Enquanto escrevo sente-se nos sites noticiosos aquela espécie de calma que precede as grandes tempestades noticiosas. Ela lá está a notícia que já não é apenas uma, mas duas, às vezes três sobre a situação na faixa de Gaza.
A discussão sobre a manipulação das imagens já começou pois esta “guerra” perdida que foi pelos árabes no campo de batalha, ganha-se com imagens. Ou será que já esquecemos a importância que tiveram imagens como as da morte de Mohammed al-Dura, o menino palestiniano baleado em Setembro de 2000 enquanto o pai o protegia com o seu próprio corpo? E de Huda Ghalia, gritando diante da família morta numa praia de Gaza onde faziam um picnic?

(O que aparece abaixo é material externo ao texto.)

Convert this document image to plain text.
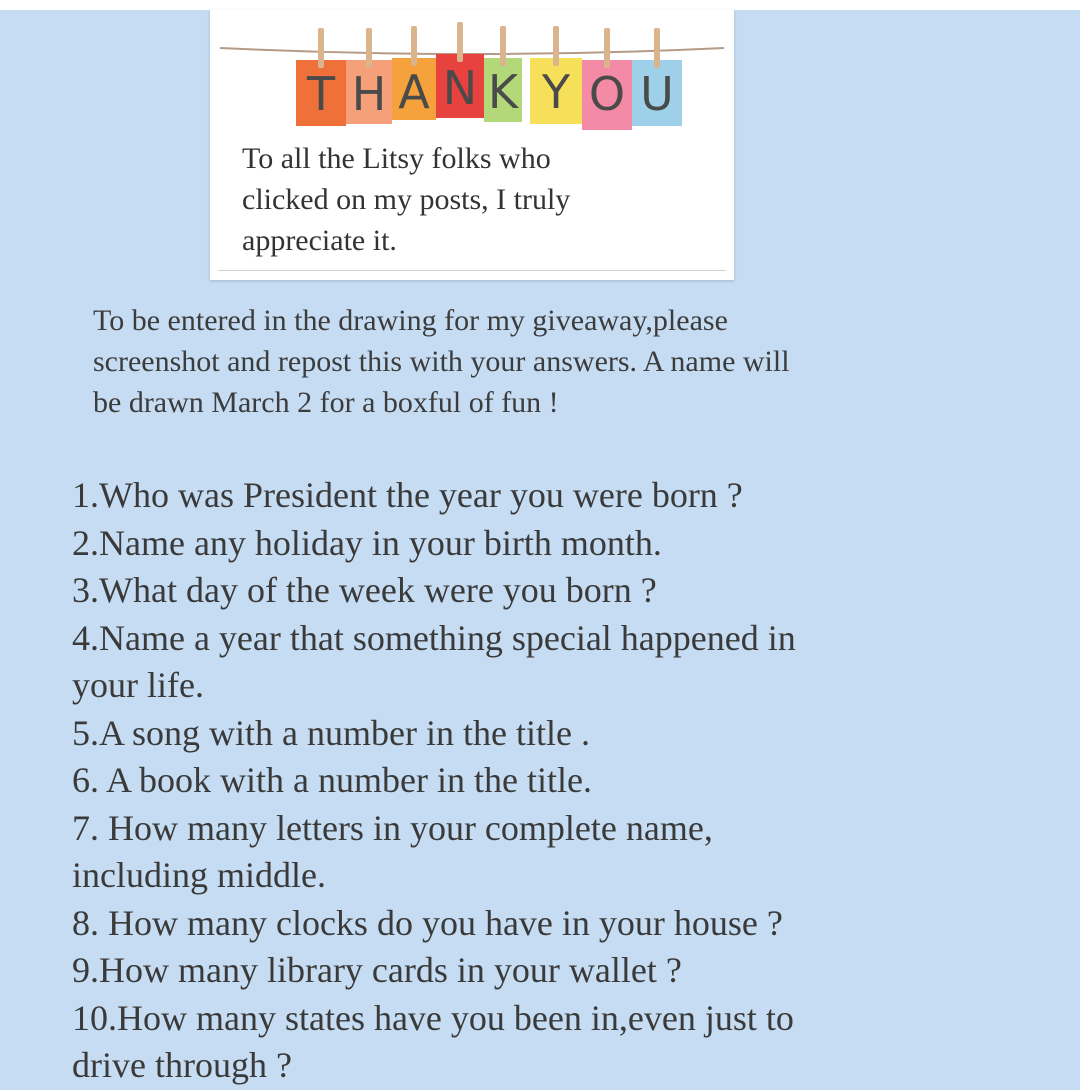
T H A N K Y O U

To all the Litsy folks who
clicked on my posts, I truly
appreciate it.

To be entered in the drawing for my giveaway,please
screenshot and repost this with your answers. A name will
be drawn March 2 for a boxful of fun !

1.Who was President the year you were born ?
2.Name any holiday in your birth month.
3.What day of the week were you born ?
4.Name a year that something special happened in
your life.
5.A song with a number in the title .
6. A book with a number in the title.
7. How many letters in your complete name,
including middle.
8. How many clocks do you have in your house ?
9.How many library cards in your wallet ?
10.How many states have you been in,even just to
drive through ?
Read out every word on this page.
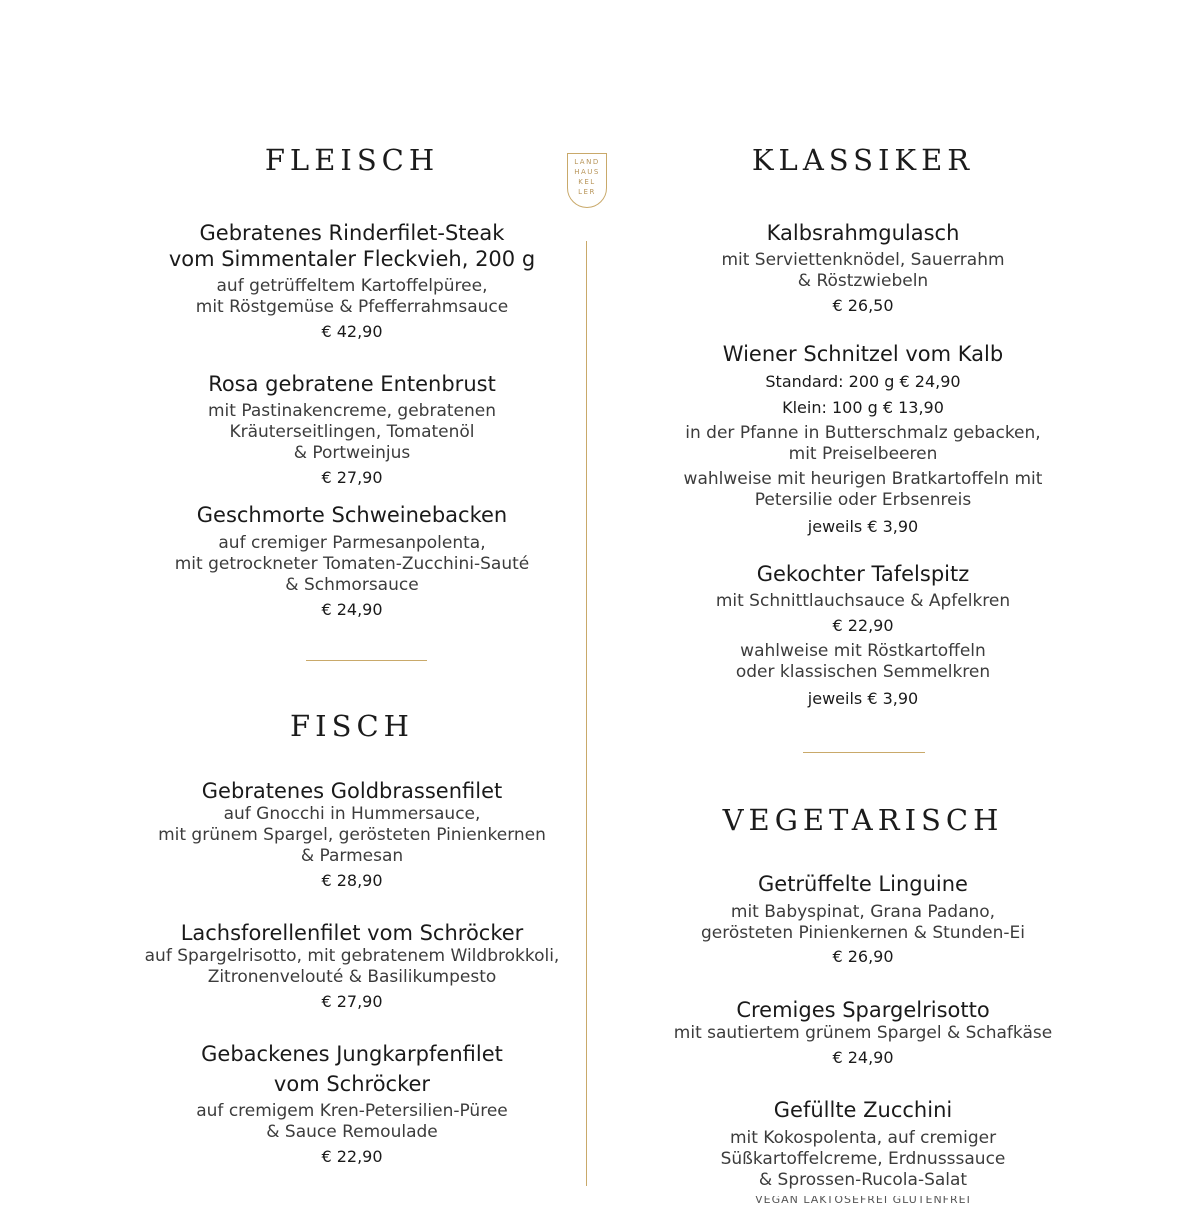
LAND
HAUS
KEL
LER
FLEISCH
Gebratenes Rinderfilet-Steak
vom Simmentaler Fleckvieh, 200 g
auf getrüffeltem Kartoffelpüree,
mit Röstgemüse & Pfefferrahmsauce
€ 42,90
Rosa gebratene Entenbrust
mit Pastinakencreme, gebratenen
Kräuterseitlingen, Tomatenöl
& Portweinjus
€ 27,90
Geschmorte Schweinebacken
auf cremiger Parmesanpolenta,
mit getrockneter Tomaten-Zucchini-Sauté
& Schmorsauce
€ 24,90
FISCH
Gebratenes Goldbrassenfilet
auf Gnocchi in Hummersauce,
mit grünem Spargel, gerösteten Pinienkernen
& Parmesan
€ 28,90
Lachsforellenfilet vom Schröcker
auf Spargelrisotto, mit gebratenem Wildbrokkoli,
Zitronenvelouté & Basilikumpesto
€ 27,90
Gebackenes Jungkarpfenfilet
vom Schröcker
auf cremigem Kren-Petersilien-Püree
& Sauce Remoulade
€ 22,90
KLASSIKER
Kalbsrahmgulasch
mit Serviettenknödel, Sauerrahm
& Röstzwiebeln
€ 26,50
Wiener Schnitzel vom Kalb
Standard: 200 g € 24,90
Klein: 100 g € 13,90
in der Pfanne in Butterschmalz gebacken,
mit Preiselbeeren
wahlweise mit heurigen Bratkartoffeln mit
Petersilie oder Erbsenreis
jeweils € 3,90
Gekochter Tafelspitz
mit Schnittlauchsauce & Apfelkren
€ 22,90
wahlweise mit Röstkartoffeln
oder klassischen Semmelkren
jeweils € 3,90
VEGETARISCH
Getrüffelte Linguine
mit Babyspinat, Grana Padano,
gerösteten Pinienkernen & Stunden-Ei
€ 26,90
Cremiges Spargelrisotto
mit sautiertem grünem Spargel & Schafkäse
€ 24,90
Gefüllte Zucchini
mit Kokospolenta, auf cremiger
Süßkartoffelcreme, Erdnusssauce
& Sprossen-Rucola-Salat
VEGAN LAKTOSEFREI GLUTENFREI
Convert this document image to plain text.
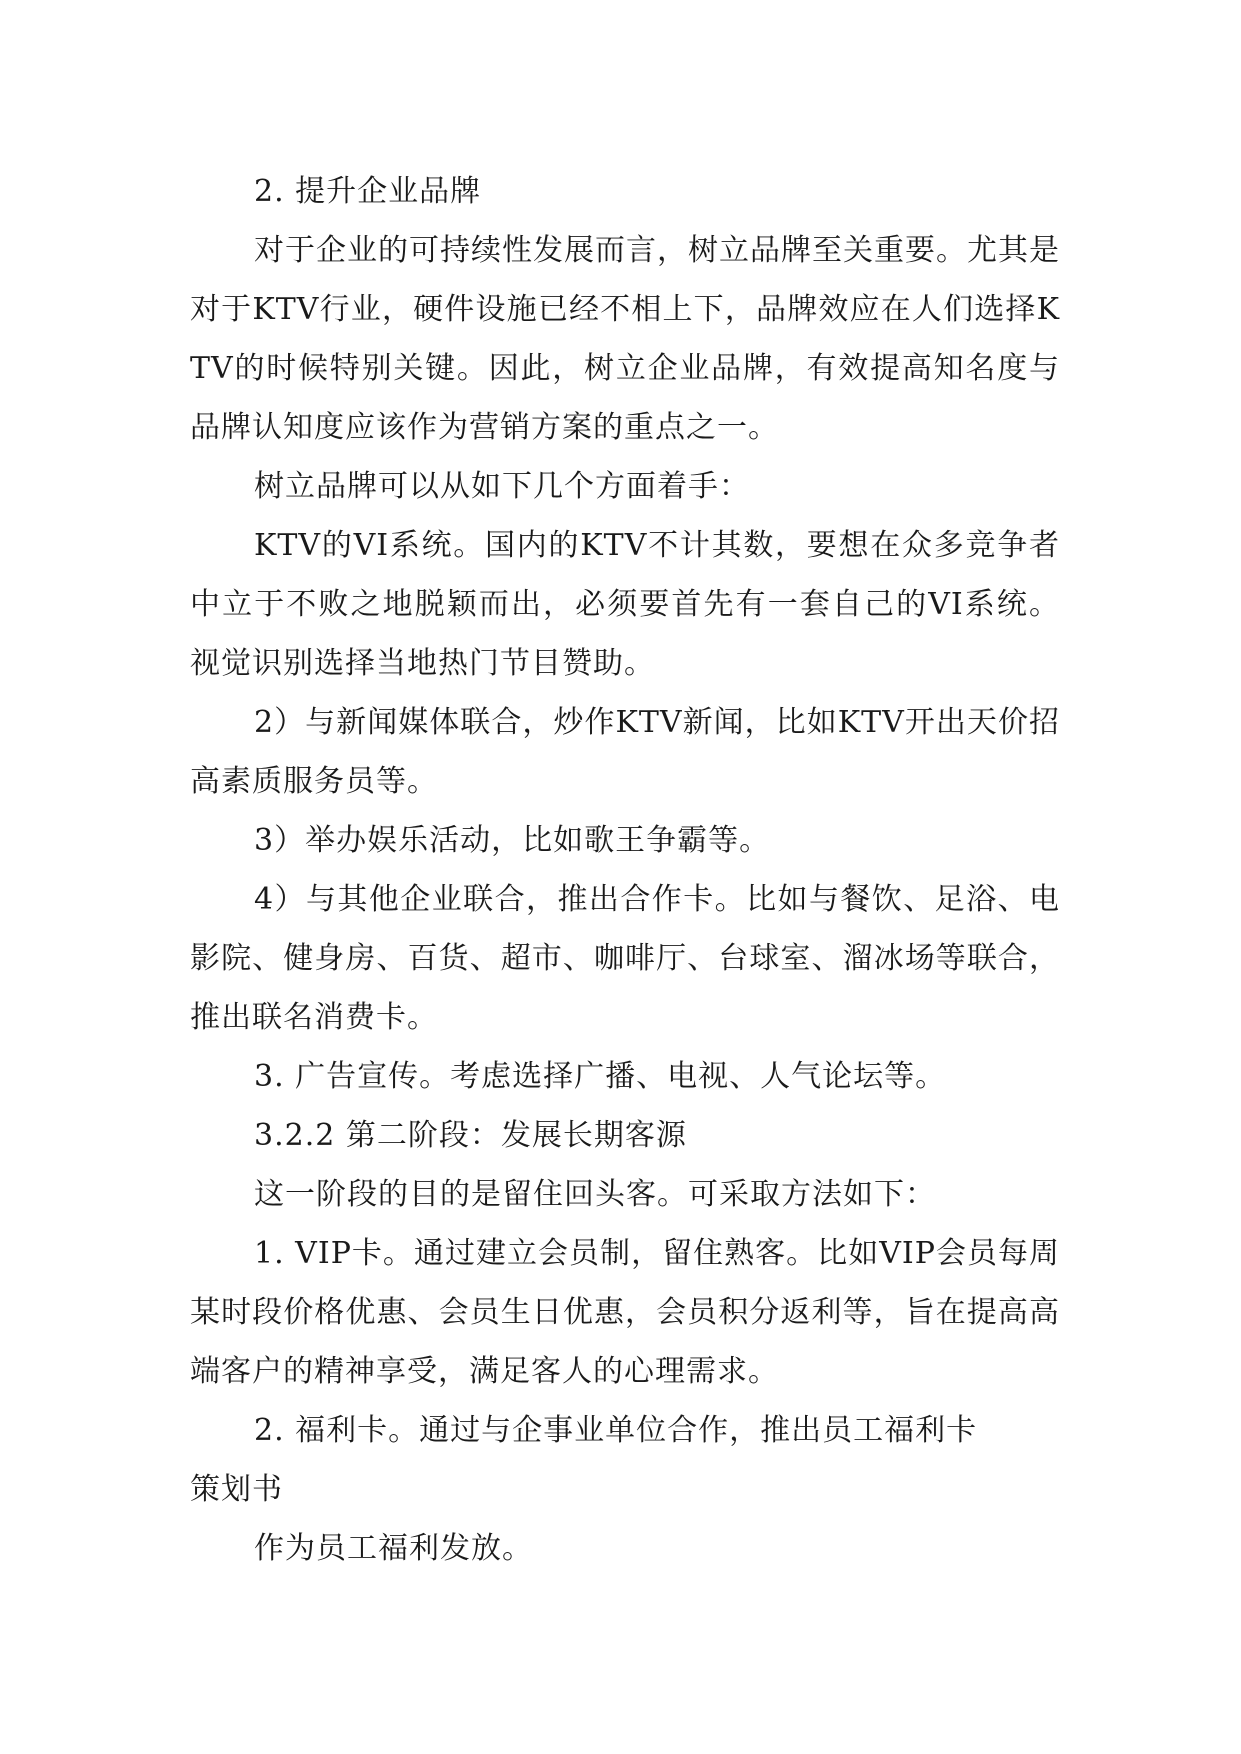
2. 提升企业品牌

对于企业的可持续性发展而言，树立品牌至关重要。尤其是对于KTV行业，硬件设施已经不相上下，品牌效应在人们选择KTV的时候特别关键。因此，树立企业品牌，有效提高知名度与品牌认知度应该作为营销方案的重点之一。

树立品牌可以从如下几个方面着手：

KTV的VI系统。国内的KTV不计其数，要想在众多竞争者中立于不败之地脱颖而出，必须要首先有一套自己的VI系统。视觉识别选择当地热门节目赞助。

2）与新闻媒体联合，炒作KTV新闻，比如KTV开出天价招高素质服务员等。

3）举办娱乐活动，比如歌王争霸等。

4）与其他企业联合，推出合作卡。比如与餐饮、足浴、电影院、健身房、百货、超市、咖啡厅、台球室、溜冰场等联合，推出联名消费卡。

3. 广告宣传。考虑选择广播、电视、人气论坛等。

3.2.2 第二阶段：发展长期客源

这一阶段的目的是留住回头客。可采取方法如下：

1. VIP卡。通过建立会员制，留住熟客。比如VIP会员每周某时段价格优惠、会员生日优惠，会员积分返利等，旨在提高高端客户的精神享受，满足客人的心理需求。

2. 福利卡。通过与企事业单位合作，推出员工福利卡

策划书

作为员工福利发放。
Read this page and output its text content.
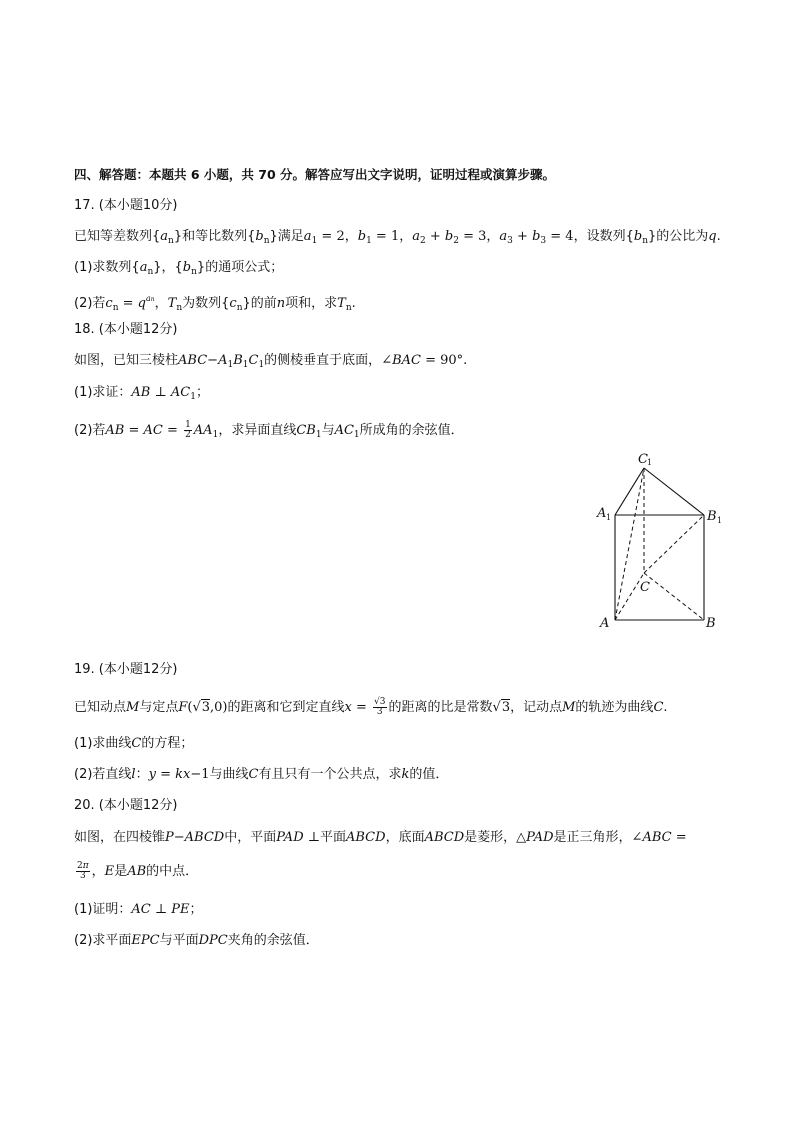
四、解答题：本题共 6 小题，共 70 分。解答应写出文字说明，证明过程或演算步骤。
17. (本小题10分)
已知等差数列$\{a_n\}$和等比数列$\{b_n\}$满足$a_1 = 2$，$b_1 = 1$，$a_2 + b_2 = 3$，$a_3 + b_3 = 4$，设数列$\{b_n\}$的公比为q.
(1)求数列$\{a_n\}$，$\{b_n\}$的通项公式；
(2)若$c_n = q^{an}$，$T_n$为数列$\{c_n\}$的前n项和，求$T_n$.
18. (本小题12分)
如图，已知三棱柱$ABC-A_1B_1C_1$的侧棱垂直于底面，∠BAC = 90°.
(1)求证：AB ⊥ $AC_1$；
(2)若AB = AC = $\frac{1}{2} AA_1$，求异面直线$CB_1$与$AC_1$所成角的余弦值．
C 1
A 1	B 1
C
A	B
19. (本小题12分)
已知动点M与定点F(√3,0)的距离和它到定直线$x = \frac{√3}{3}$ 的距离的比是常数√3，记动点M的轨迹为曲线C.
(1)求曲线C的方程；
(2)若直线l：y = kx−1与曲线C有且只有一个公共点，求k的值．
20. (本小题12分)
如图，在四棱锥P−ABCD中，平面PAD ⊥平面ABCD，底面ABCD是菱形，△PAD是正三角形，∠ABC =
$\frac{2\pi}{3}$ ，E是AB的中点．
(1)证明：AC ⊥ PE；
(2)求平面EPC与平面DPC夹角的余弦值．
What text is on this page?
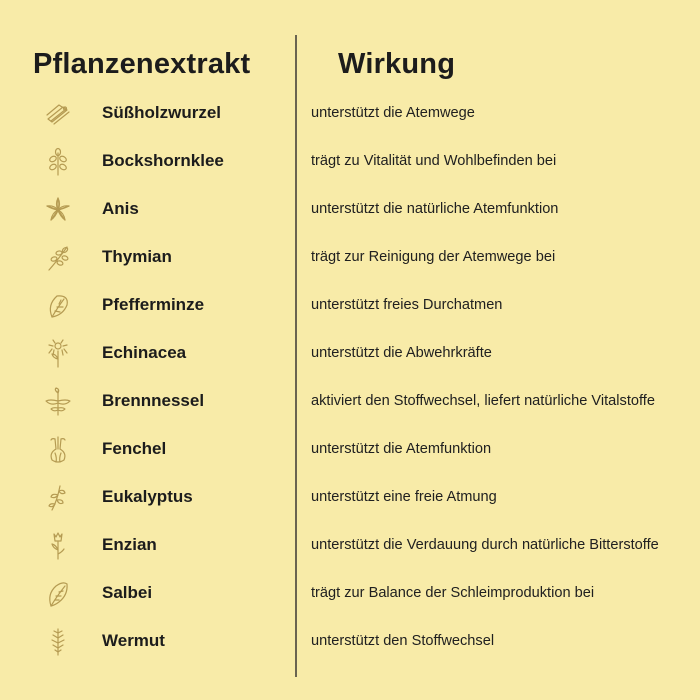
Pflanzenextrakt	Wirkung
Süßholzwurzel	unterstützt die Atemwege
Bockshornklee	trägt zu Vitalität und Wohlbefinden bei
Anis	unterstützt die natürliche Atemfunktion
Thymian	trägt zur Reinigung der Atemwege bei
Pfefferminze	unterstützt freies Durchatmen
Echinacea	unterstützt die Abwehrkräfte
Brennnessel	aktiviert den Stoffwechsel, liefert natürliche Vitalstoffe
Fenchel	unterstützt die Atemfunktion
Eukalyptus	unterstützt eine freie Atmung
Enzian	unterstützt die Verdauung durch natürliche Bitterstoffe
Salbei	trägt zur Balance der Schleimproduktion bei
Wermut	unterstützt den Stoffwechsel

Infelizmente quando novos dados questionaram a responsabilidade do exército israelita nestas atrocidades já era tarde. Sendo certo que todos os exércitos têm o seu rol de actos condenáveis – e o israelita não é excepção – convirá que não se esqueça que do outro lado estão movimentos terroristas que há muito perceberam como o Ocidente das causas e do activismo consome as mais grosseiras manipulações sejam elas protagonizadas por mulheres, invariavelmente apresentadas como mães avós de crianças mortas por soldados israelitas mesmo que essas mulheres apareçam sucessivamente chorando a perda doutros filhos e netos noutros dias e noutros locais. Ou os depósitos de material de guerra que são sempre apresentados como escolas e hospitais. Ou as crianças feridas na faixa de Gaza que afinal são crianças sírias e feridas no conflito sírio…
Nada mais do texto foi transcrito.